Схолия Прокла, начинающаяся со слов "Амелий подразумевает...", дает яснейшее представление о векторе дальнейшего развития ноологии. Прочитаем место из Платона: "Все тяготеет к царю всего, ко второму тяготеет второе, к третьему — третье". Плотин трактовал этот характернейший пассаж из Платона как учение о трех ипостасях; для него мир был в полном смысле этого слова разнороден. Прокл трактует это как некие формообразы Ума; божество для него, так сказать, однородно, и затем в этом однородном божестве различаются три движения, три формы существования. В целом можно сказать, что платонизм двигался от Плотинова учения о трех ипостасях к учению о трех формах божества или бытия — не знаю, как правильней здесь сказать. Можно с уверенностью утверждать, что уже Ямвлих не учил о трех ипостасях. Почитаем еще Прокла: "Один [демиург], — говорит он [Амелий. — Т. С.], — создает действием рук, другой — только приказом, третий — только волей. Один рассматривается как мастер, довольствующийся трудом собственных рук, другой — как предваряющий его строитель, третий утверждает себя прежде их обоих как царь. Отсюда, поскольку демиург есть ум [т. е. мыслящий. — Т. С], он производит все своими помышлениями: поскольку он мыслимый, он действует самим своим бытием; поскольку он бог — только своей волей". Трудно не усмотреть сходство этих "умов" с божественными ипостасями, как их понимал Плотин, хотя образность здесь, конечно, безвкусная, и, однако, это уже не ипостаси, но моменты Ума.
И даже в самом этом новом учении "о трех умах" можно поставить некие вехи: у Юлиана, скажем, на месте прокловского Урана находится Гелиос, что нагляднейшим образом демонстрирует суть происходивших изменений — движение от ясного, доступного взгляду Гелиоса к древнему, полузабытому Урану, и это нельзя воспринять иначе, как движение от Ума. Плотин видел Ум ясно как Солнце, без всякого образа; Юлиану уже требовался образ, и он отождествил Ум с любимой иконой; для Прокла Ум — это уже нечто всецело сокрытое (Уран у Плотина — Единое). Таковы результаты интеллектуальной аскетики платонизма, если рассматривать их, так сказать, в исторической перспективе.

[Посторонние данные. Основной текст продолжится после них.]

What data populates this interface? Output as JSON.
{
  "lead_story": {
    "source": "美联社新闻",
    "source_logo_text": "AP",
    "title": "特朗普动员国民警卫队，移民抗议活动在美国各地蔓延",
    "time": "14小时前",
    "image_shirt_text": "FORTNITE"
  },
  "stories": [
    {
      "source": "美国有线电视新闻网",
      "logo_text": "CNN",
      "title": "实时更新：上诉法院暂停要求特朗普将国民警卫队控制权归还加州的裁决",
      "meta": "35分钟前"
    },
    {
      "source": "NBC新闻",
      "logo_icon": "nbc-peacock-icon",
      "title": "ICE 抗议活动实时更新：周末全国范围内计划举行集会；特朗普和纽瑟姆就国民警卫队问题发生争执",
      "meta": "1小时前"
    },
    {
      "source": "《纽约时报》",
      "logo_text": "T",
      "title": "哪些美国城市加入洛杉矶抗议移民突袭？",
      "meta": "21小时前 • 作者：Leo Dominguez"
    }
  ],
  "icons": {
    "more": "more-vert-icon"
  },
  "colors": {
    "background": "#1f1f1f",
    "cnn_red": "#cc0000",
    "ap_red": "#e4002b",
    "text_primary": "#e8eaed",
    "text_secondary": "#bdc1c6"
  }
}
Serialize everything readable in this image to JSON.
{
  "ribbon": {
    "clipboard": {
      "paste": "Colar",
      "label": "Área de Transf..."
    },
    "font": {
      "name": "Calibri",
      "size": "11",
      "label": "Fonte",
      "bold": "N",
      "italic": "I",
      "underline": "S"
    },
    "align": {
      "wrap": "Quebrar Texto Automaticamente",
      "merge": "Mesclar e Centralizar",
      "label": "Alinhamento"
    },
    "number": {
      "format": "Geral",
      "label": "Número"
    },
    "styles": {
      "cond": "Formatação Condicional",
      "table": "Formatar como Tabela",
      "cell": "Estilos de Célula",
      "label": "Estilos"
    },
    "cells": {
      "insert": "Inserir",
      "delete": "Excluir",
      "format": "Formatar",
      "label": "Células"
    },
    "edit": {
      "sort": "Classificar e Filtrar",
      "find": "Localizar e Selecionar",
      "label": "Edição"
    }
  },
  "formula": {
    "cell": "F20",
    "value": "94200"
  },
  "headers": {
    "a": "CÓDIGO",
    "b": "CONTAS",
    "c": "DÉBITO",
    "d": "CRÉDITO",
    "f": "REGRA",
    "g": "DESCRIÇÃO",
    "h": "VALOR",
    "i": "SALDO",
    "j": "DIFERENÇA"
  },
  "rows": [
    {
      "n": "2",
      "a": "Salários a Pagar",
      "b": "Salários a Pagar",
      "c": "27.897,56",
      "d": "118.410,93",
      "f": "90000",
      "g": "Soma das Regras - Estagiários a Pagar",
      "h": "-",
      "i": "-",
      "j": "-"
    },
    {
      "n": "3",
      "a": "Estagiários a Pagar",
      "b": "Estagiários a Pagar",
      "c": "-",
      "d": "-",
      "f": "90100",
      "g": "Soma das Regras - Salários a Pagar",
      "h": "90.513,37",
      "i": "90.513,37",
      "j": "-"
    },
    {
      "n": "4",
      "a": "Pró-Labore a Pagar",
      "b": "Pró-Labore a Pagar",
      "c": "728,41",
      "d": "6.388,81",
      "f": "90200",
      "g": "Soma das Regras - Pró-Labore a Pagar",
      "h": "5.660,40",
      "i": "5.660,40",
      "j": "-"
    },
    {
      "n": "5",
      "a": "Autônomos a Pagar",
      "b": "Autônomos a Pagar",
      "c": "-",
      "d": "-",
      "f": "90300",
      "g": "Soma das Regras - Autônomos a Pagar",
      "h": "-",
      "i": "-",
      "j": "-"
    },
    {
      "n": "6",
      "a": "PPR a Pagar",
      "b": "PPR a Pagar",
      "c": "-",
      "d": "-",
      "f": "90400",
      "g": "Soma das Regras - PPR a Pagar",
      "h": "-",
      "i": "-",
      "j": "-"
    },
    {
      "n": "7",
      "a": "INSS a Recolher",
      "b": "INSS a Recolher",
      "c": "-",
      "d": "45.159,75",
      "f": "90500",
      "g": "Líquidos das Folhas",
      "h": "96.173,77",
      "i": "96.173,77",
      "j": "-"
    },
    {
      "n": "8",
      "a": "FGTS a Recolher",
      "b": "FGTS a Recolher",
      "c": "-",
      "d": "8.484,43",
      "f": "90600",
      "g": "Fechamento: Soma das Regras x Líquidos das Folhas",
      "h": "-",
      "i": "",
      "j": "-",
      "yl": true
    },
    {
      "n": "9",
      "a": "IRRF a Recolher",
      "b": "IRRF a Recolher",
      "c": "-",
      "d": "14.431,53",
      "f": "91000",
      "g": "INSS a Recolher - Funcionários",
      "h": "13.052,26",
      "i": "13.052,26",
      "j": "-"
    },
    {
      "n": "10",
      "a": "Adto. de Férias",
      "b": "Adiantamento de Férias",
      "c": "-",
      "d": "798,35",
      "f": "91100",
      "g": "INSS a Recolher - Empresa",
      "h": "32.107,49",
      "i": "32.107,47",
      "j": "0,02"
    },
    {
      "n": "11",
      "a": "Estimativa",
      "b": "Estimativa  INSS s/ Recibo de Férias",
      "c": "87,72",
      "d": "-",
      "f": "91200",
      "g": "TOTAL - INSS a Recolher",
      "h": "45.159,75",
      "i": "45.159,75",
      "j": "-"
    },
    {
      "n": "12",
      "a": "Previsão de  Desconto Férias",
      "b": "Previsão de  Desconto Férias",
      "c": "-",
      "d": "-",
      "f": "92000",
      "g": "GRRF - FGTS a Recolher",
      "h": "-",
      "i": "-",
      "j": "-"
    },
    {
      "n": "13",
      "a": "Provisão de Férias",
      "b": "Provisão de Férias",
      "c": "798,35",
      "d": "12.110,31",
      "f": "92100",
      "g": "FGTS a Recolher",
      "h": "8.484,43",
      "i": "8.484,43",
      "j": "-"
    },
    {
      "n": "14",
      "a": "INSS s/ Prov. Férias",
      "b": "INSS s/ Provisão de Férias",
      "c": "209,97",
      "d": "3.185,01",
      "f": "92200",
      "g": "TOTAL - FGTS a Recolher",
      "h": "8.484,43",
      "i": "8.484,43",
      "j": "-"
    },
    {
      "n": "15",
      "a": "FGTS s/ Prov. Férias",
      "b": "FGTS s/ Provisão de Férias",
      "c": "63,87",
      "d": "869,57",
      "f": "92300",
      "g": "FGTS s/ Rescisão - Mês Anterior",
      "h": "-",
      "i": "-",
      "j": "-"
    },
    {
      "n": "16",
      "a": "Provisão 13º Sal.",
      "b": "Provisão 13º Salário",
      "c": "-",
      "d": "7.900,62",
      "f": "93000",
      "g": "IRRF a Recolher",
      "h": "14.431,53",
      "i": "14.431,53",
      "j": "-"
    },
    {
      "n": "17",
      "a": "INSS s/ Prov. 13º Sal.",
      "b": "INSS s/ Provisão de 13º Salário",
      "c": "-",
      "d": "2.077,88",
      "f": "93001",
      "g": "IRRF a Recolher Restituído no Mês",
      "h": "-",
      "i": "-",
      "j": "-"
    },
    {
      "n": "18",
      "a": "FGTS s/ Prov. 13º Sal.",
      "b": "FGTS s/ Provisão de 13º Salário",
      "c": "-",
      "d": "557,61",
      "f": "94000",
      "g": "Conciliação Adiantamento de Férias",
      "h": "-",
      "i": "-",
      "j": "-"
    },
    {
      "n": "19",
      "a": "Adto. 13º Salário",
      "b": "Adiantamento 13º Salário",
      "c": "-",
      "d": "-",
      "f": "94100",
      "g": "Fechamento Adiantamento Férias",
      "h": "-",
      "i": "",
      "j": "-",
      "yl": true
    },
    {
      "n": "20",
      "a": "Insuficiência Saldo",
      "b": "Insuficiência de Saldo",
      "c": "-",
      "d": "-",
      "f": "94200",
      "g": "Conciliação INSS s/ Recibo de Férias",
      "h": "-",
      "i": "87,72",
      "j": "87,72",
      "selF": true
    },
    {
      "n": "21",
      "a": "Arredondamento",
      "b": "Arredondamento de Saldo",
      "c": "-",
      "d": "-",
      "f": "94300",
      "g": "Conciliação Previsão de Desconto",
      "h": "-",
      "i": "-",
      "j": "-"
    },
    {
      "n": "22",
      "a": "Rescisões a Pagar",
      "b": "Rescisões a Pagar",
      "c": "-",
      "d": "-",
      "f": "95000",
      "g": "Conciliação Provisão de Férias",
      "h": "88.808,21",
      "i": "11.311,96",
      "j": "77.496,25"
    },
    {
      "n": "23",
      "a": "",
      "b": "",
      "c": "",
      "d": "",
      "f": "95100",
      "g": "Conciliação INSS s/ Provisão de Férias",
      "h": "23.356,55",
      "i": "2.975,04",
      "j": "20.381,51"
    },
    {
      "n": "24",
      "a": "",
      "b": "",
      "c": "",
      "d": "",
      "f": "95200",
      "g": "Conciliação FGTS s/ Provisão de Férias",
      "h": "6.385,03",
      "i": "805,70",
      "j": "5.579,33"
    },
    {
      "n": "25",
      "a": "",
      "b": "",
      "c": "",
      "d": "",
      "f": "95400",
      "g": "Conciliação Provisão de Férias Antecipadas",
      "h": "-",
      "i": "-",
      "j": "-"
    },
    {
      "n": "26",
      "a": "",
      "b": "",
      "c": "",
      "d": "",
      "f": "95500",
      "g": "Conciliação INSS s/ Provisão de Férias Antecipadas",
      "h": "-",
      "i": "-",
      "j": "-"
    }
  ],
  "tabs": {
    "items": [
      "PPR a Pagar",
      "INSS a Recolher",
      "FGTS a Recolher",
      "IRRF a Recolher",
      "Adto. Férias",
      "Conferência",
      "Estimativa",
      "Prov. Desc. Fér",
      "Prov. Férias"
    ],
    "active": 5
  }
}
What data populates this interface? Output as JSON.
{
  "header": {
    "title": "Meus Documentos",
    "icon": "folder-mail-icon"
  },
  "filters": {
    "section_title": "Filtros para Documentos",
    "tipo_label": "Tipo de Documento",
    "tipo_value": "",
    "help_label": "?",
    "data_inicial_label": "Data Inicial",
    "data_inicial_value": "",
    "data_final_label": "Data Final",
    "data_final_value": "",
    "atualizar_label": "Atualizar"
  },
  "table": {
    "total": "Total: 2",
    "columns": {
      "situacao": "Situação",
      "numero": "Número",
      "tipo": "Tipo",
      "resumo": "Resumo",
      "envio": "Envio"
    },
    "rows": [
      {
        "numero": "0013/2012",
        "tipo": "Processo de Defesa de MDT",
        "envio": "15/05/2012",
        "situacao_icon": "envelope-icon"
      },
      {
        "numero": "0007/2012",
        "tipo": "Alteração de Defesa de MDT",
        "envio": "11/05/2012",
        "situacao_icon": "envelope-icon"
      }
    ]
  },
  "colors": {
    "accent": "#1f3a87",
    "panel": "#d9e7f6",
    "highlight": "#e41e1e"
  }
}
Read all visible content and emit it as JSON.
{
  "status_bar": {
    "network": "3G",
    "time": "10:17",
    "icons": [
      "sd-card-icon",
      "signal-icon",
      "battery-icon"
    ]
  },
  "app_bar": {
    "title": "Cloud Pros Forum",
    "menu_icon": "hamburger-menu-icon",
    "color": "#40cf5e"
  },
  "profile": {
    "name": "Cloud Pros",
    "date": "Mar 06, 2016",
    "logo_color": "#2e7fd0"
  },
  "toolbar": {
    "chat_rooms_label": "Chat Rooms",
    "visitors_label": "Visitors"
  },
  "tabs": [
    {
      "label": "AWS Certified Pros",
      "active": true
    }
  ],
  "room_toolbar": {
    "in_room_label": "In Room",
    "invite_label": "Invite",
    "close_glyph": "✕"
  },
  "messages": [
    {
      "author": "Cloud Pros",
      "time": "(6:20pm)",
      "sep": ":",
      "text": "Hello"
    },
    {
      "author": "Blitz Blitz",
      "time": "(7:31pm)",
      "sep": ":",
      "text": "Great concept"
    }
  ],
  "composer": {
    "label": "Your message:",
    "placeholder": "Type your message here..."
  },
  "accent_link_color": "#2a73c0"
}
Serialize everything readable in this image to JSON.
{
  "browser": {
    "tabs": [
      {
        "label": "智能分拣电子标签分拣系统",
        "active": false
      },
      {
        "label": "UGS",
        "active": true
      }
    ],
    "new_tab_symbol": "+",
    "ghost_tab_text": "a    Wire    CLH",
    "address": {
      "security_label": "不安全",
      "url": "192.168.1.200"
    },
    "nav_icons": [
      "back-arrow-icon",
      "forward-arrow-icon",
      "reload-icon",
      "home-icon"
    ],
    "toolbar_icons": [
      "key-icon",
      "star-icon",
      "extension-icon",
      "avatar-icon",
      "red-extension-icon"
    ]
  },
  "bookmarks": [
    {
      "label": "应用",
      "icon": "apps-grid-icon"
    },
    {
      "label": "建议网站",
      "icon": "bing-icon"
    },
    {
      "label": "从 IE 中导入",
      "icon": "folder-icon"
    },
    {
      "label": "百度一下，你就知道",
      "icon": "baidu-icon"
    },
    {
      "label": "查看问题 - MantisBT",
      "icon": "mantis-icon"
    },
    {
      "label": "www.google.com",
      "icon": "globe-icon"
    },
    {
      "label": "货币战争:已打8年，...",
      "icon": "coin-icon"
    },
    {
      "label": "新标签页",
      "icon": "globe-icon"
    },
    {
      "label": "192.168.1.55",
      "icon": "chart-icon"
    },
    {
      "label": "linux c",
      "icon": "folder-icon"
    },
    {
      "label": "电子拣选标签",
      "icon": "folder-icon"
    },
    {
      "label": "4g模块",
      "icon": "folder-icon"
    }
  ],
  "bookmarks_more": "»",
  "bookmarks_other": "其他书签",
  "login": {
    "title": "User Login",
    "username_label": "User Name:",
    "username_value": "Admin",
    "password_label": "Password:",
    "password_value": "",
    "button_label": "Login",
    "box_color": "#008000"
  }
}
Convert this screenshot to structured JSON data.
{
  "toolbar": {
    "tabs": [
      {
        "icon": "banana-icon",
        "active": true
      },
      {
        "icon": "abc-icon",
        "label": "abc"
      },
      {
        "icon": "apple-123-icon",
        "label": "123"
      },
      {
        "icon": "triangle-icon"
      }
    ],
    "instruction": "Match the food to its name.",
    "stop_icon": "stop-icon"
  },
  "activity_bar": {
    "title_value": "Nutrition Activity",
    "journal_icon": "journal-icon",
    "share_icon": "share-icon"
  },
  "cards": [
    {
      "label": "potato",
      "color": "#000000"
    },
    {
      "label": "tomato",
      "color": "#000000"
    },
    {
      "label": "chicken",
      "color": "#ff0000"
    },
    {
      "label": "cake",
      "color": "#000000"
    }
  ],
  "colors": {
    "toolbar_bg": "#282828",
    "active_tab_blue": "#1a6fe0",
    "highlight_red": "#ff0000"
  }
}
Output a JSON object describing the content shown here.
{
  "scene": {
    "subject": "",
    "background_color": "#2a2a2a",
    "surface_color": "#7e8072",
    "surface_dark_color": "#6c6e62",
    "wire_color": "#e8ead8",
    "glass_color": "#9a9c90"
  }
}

Однако и здесь есть неясности. Во-первых, непонятно, считать ли умное вторым или третьим членом триады; во-вторых — считать ли третье синтетическим. Ответ на первый вопрос прямо зависит от того, считает ли тот или иной мыслитель жизнь синтезом бытия и мышления, либо мышление — синтезом бытия и жизни. А это, в свою очередь, зависит от того, считается ли мышление возвращением, а жизнь выходом вовне. И здесь тоже водораздел: для Плотина жизнь — третье, и, следовательно, выходом вовне оказывается именно мышление. О самом Ямвлихе в этом смысле можно только догадываться, но его единственный прямой ученик — Феодор Асинский — придерживался прямо противоположной точки зрения. Если рассуждения Амелия говорят о третьем как о единстве бытия и мысли, то последовательность ноуменальных формообразов у Прокла: "умопостигаемое — умопостигаемо-умное — умное" — заставляет думать, что выходом вовне он считает именно жизнь, мышление же возвращением, при том что производным и синтетичным полагает все-таки жизнь (это одно только и может объяснить, почему синтез у него оказывается раньше одного из начал). Однако Ямвлих все еще располагает вслед за умопостигаемым умное. Интересно, что немецкая диалектика, происшедшая из шеллинговской натурфилософии, окончательно забросив учение об ипостасях, полностью воспримет именно прокловскую схему на языке Гегеля: бытие-в-себе, или бытие, бытие-для-другого, или существование, бытие-для-себя, или дух (читай: мышление); тогда первому разделу будет соответствовать сфера логики или априорных построений — ноуменов, второму разделу — натурфилософия, т. е. наука о природе, или жизни, третьему — все от антропологии до философии, т. е. науке о мышлении, или духе в его чистом виде. Несмотря на очевидные различия принципиально важно, что сущее понимается и Проклом, и Гегелем под знаком одних и тех же трех состояний, движений, форм одного и того же — сущего, бытия, божества.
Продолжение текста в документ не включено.